Apartment dwellers to get FTTP by July as NBN Co fights TPG

NBN Co will begin rolling fibre-to-the-premises (FTTP) services to "key" inner-city apartment buildings by mid-year as it brings forward its multi-dwelling unit strategy in an effort to fight competition from upstart TPG Telecom.
Written by David Braue, Contributor

NBN Co will offer fibre-to-the-premises (FTTP) services to residents of multi dwelling units (MDUs) in Sydney, Melbourne and Brisbane by July as the company fast-tracks an "accelerated rollout" to fend off the competitive threat from rival TPG Telecom, company executives have confirmed.

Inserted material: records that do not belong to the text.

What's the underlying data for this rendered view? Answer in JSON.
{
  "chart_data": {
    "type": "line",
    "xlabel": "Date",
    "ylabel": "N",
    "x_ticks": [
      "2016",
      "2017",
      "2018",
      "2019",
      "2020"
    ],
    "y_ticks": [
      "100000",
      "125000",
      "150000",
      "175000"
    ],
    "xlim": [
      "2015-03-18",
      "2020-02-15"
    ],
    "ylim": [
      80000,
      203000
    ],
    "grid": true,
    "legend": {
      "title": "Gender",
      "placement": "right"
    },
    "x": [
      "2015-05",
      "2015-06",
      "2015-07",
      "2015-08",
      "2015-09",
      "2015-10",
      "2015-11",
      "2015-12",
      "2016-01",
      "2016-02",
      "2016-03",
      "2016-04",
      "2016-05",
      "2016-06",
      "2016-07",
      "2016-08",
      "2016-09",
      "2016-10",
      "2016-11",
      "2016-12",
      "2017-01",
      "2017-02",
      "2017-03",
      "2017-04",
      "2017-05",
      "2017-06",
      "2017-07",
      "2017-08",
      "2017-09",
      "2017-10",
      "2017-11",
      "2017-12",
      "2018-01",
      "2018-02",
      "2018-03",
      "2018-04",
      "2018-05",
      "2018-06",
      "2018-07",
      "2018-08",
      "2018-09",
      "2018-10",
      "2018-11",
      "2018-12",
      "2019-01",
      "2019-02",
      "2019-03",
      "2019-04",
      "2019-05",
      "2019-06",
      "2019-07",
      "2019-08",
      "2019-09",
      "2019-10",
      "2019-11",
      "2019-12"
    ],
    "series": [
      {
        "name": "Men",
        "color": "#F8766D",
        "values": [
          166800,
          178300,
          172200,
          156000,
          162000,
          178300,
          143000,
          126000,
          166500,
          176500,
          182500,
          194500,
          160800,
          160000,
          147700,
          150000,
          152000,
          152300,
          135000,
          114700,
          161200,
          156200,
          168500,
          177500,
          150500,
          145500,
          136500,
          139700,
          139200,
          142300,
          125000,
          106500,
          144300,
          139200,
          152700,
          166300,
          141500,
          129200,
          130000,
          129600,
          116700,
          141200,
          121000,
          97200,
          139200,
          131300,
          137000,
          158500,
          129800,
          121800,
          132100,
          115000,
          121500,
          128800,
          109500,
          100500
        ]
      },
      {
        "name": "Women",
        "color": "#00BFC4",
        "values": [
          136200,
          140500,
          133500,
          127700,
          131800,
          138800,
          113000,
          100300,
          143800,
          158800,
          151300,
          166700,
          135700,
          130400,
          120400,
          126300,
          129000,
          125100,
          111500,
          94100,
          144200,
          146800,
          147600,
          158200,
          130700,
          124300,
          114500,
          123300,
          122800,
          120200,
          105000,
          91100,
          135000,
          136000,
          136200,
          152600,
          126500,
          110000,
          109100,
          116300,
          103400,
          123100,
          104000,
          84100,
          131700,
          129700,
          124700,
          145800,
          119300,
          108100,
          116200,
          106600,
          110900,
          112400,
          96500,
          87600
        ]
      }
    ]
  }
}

Chief operating officer Greg Adcock, speaking during testimony to the Senate Select Committee on the NBN, confirmed that the company is "bringing forward our offer of high speed broadband to those MDUs in areas that have been identified as a competitive threat" because TPG had or was expecting to roll out a competing fibre-to-the-basement (FTTB) offering in those buildings before NBN Co would normally have done.

NBN Co identified competitive threat from TPG: Morrow. Image: NBN Co

"We have taken steps to be able to accelerate service in those areas," NBN Co CEO Bill Morrow, who joined the company last month and testified alongside Adcock, told the committee.

“There is a potential problem to the model behind the NBN if we have this large-scale, material change of cherry pickers. We feel it is in the taxpayer's interest, and in the interest of NBN Co, to offer a competitive response."

The company had already been talking with building owners in key geographies to gauge their interest in an NBN Co FTTB service – which Adcock confirmed is not expected to be ready until October at the earliest.

Given TPG's rapid recent push to deliver its own FTTB service, NBN Co had brought forward its own efforts and would now use existing products to secure contracts with bodies corporate in what Morrow termed “key buildings” across Australia's largest city areas.

"The most cost-effective way to deploy in MDUs is through FTTB," Adcock explained, "but there is a competitive issue at the moment.”

“The response was to go to the geographies that have been identified and speak to various building owners, and offer the product that we have available to them at the moment."

Since NBN Co's FTTB product won't be available until October and the accelerated rollout would see NBN Co delivering live services to MDUs by the end of June, those MDUs connected by NBN Co would receive FTTP services in the interim.

“The product – the only product – that we have available today is fibre to the premise and that will be the product which we are offering.”

That product, Morrow confirmed, would be FTTP. "The trial of FTTB is still ongoing and we don't have a publicly available FTTB product," he said.

“The product – the only product – that we have available today is fibre to the premise and that will be the product which we are offering.”

Last September, TPG announced that it would undertake an ambitious FTTB rollout that would exploit a loophole in anti cherry picking legislation to run fibre connections directly to MDUs in Australia's most profitable areas.

It began live trials of the technology in March, offering services to customers in Pyrmont, Ultimo and the Sydney CBD; Southbank, Docklands and the Melbourne CBD; and Fortitude Valley and the Brisbane CBD.

The move directly challenged the financial viability of the government's multi technology mix (MTM) model for the NBN. Two weeks later, communications minister Malcolm Turnbull issued a revised statement of expectations (SoE) that enabled NBN Co to begin planning to offer FTTB and other types of broadband services.

Adcock and Morrow sought to dispel suggestions that NBN Co was specifically targeting the buildings where TPG had already rolled out its FTTB service. “We are not trying to identify where TPG is,” Adcock said.

“FTTB was the plan for a lot of these already, but they had a different date than what TPG was actually targeting,” Morrow addded. “We have been told by customers – the building owners, and RSPs – that they like the fact that we are doing this.”